Imagine the peace of mind of having a medical procedure performed and knowing the cost of the treatment beforehand.
According to a survey by TransUnion Healthcare, 80 percent of consumers said pre-treatment cost estimates and insurance coverage estimates would be helpful in managing medical costs, though just 1 in 4 patients actually receive pre-treatment prices from their medical providers.
It’s really no surprise then that two-thirds of Americans report being consistently surprised when they open their medical bills.
TransUnion said that for three consecutive years, consumers have indicated that cost transparency improves their perception of their quality of care and whether they’ll continue to use a provider. Says a press release about the survey findings:
“Today’s cost-aware consumer has a greater expectation that providers will offer upfront cost estimates and timely and accurate post-treatment bills. With consumers placing more emphasis on billing and payment when evaluating quality of care, it’s imperative that providers have the technology and processes to meet this consumer demand,” said Dave Wojczynski, senior vice president of TransUnion Healthcare.
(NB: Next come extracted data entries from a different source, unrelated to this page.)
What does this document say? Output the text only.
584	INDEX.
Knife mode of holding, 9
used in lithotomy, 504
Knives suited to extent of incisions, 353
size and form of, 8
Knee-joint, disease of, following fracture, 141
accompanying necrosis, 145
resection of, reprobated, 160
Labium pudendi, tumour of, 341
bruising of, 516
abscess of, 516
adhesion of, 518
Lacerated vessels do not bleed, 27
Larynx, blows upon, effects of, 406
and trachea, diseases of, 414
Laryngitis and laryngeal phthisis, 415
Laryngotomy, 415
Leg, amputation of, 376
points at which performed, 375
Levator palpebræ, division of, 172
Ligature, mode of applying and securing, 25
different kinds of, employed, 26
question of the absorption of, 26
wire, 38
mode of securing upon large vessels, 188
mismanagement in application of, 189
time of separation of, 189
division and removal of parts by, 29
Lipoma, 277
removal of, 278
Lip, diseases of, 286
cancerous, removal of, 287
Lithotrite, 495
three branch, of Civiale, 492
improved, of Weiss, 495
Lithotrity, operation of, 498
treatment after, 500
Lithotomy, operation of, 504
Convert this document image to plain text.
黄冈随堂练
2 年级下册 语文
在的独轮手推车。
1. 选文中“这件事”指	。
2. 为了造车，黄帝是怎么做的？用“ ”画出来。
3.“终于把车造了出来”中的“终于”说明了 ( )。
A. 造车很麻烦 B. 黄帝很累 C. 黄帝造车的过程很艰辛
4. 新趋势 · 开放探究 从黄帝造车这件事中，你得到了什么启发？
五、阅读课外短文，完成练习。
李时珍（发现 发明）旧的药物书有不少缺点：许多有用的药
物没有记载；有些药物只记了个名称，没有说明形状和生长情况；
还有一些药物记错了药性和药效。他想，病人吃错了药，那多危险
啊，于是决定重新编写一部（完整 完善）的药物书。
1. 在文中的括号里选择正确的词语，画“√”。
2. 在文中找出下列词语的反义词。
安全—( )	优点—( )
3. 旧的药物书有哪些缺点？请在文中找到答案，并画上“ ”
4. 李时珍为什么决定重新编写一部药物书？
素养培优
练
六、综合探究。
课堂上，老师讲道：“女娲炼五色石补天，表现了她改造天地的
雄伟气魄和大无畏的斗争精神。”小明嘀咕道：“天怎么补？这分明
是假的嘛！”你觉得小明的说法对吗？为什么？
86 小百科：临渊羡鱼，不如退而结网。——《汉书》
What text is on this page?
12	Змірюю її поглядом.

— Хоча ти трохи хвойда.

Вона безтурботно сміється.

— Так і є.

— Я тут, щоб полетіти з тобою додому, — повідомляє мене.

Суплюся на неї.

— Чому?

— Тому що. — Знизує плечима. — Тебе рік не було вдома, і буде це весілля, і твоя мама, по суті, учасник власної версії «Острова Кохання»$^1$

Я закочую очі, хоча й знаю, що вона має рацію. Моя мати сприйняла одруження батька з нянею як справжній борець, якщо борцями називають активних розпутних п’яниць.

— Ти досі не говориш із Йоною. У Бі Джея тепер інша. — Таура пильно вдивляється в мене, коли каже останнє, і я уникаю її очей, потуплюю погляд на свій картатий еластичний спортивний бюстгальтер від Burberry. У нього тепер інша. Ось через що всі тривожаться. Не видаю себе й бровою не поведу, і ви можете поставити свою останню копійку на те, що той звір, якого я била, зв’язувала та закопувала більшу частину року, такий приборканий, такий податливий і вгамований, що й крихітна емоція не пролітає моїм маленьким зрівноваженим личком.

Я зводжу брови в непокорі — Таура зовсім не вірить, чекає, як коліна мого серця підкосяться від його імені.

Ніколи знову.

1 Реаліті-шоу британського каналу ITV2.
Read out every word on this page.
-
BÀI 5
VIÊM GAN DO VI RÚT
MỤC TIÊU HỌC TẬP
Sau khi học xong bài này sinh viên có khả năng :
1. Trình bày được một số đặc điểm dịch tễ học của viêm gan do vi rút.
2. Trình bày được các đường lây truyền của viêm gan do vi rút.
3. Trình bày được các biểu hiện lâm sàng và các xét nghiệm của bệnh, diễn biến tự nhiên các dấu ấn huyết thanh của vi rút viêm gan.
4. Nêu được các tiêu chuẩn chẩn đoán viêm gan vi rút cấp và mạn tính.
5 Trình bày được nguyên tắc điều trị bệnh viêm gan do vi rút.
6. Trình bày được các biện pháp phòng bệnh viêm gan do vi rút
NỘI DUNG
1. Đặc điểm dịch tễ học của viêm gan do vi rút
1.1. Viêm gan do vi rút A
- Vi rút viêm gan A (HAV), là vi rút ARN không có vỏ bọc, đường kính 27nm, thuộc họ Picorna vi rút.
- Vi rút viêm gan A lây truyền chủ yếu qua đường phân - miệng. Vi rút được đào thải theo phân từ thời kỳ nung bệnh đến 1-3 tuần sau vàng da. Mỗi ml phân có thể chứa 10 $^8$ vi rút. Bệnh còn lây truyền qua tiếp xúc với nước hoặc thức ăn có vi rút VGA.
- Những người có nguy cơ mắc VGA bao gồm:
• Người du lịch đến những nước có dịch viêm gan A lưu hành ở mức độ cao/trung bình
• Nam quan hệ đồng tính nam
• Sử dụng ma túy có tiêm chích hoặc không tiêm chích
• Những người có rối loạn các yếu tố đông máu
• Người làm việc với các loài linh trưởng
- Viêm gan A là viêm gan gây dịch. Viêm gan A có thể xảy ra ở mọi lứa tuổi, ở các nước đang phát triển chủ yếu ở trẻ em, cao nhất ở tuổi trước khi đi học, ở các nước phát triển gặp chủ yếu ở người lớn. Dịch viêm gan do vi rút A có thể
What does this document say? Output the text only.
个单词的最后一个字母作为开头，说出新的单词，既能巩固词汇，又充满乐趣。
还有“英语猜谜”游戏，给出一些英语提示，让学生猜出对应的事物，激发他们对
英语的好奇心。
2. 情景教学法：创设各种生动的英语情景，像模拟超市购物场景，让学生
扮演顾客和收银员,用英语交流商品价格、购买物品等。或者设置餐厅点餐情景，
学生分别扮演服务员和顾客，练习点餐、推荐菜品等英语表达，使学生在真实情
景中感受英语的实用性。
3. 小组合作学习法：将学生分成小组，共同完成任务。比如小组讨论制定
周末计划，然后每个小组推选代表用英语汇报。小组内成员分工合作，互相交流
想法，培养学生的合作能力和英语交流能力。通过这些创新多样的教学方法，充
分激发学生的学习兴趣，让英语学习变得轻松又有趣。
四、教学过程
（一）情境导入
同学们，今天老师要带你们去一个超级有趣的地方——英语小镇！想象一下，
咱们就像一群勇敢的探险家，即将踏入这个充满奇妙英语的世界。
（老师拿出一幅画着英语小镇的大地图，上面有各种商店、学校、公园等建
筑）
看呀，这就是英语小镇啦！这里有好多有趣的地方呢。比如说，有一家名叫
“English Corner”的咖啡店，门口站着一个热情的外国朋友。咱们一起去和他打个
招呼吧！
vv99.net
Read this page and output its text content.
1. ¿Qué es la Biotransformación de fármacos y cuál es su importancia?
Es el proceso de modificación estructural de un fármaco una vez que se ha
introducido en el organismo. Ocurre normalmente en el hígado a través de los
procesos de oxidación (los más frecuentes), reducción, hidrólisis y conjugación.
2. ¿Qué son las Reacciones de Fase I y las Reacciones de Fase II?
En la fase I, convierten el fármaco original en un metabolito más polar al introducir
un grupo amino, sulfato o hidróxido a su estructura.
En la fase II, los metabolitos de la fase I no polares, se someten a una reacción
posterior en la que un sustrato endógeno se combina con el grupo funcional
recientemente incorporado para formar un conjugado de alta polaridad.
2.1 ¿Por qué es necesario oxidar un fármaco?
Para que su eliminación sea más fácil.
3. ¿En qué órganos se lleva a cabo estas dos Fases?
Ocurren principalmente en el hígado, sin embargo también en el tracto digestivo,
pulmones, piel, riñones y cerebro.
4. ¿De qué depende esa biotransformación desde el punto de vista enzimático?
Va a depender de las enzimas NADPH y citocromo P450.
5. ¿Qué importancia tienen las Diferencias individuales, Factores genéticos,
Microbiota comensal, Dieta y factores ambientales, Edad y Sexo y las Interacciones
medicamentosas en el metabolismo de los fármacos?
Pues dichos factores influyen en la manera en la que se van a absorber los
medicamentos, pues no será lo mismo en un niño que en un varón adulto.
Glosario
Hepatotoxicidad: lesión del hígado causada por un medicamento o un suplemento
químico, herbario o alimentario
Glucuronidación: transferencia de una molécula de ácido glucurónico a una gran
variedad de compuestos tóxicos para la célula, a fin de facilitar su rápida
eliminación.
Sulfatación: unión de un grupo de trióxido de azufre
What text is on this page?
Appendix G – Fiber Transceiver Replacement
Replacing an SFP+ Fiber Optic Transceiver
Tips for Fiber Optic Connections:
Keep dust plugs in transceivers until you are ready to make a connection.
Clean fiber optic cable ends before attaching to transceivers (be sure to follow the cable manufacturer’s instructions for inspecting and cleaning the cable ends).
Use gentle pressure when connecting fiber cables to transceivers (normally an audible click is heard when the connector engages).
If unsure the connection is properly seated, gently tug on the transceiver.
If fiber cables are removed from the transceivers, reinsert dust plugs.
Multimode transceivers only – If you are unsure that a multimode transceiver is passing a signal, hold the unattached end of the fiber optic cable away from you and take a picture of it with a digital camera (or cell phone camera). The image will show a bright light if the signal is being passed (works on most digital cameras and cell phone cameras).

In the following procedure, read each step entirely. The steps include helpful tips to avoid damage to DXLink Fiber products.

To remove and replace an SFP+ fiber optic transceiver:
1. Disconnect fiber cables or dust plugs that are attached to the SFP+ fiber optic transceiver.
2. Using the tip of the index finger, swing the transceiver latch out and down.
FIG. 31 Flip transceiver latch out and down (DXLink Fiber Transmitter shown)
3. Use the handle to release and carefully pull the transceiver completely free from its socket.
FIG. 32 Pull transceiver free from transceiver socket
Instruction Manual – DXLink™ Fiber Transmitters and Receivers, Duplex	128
The survey found that 80 percent of patients who awarded high ratings for their quality of care also reported having positive billing and payment experiences. “At the same time, nearly 85 percent of patients who gave poor ratings for quality of care also gave poor ratings for their billing and payment experiences,” the survey said.
Front-end solutions that provide upfront cost estimates, and back-end solutions that deliver accurate bills, will be critical as consumers continue to link their billing experience to quality of care. Accurate, timely and transparent cost information will help improve overall patient satisfaction and will increase return visits to providers.
Although the costs related to medical services are always a concern, I’ve never received a cost estimate for medical services beforehand. I was shocked a few months ago when I took my 1-year-old to the doctor for a checkup and immunizations and received a bill in the mail a few days later for more than $800.
I thought there had been a mistake. I called the patient billing office and was surprised to find out that the bill was accurate. My health insurance picked up the majority of the $800 visit, but I had no idea the immunizations were so expensive, so I was definitely caught off guard.
I think it’s easy to feel duped when you have a seemingly small, routine procedure or doctor’s appointment and then you receive a big bill in the mail. That shock and confusion could be alleviated if medical providers were more forthcoming about costs of services.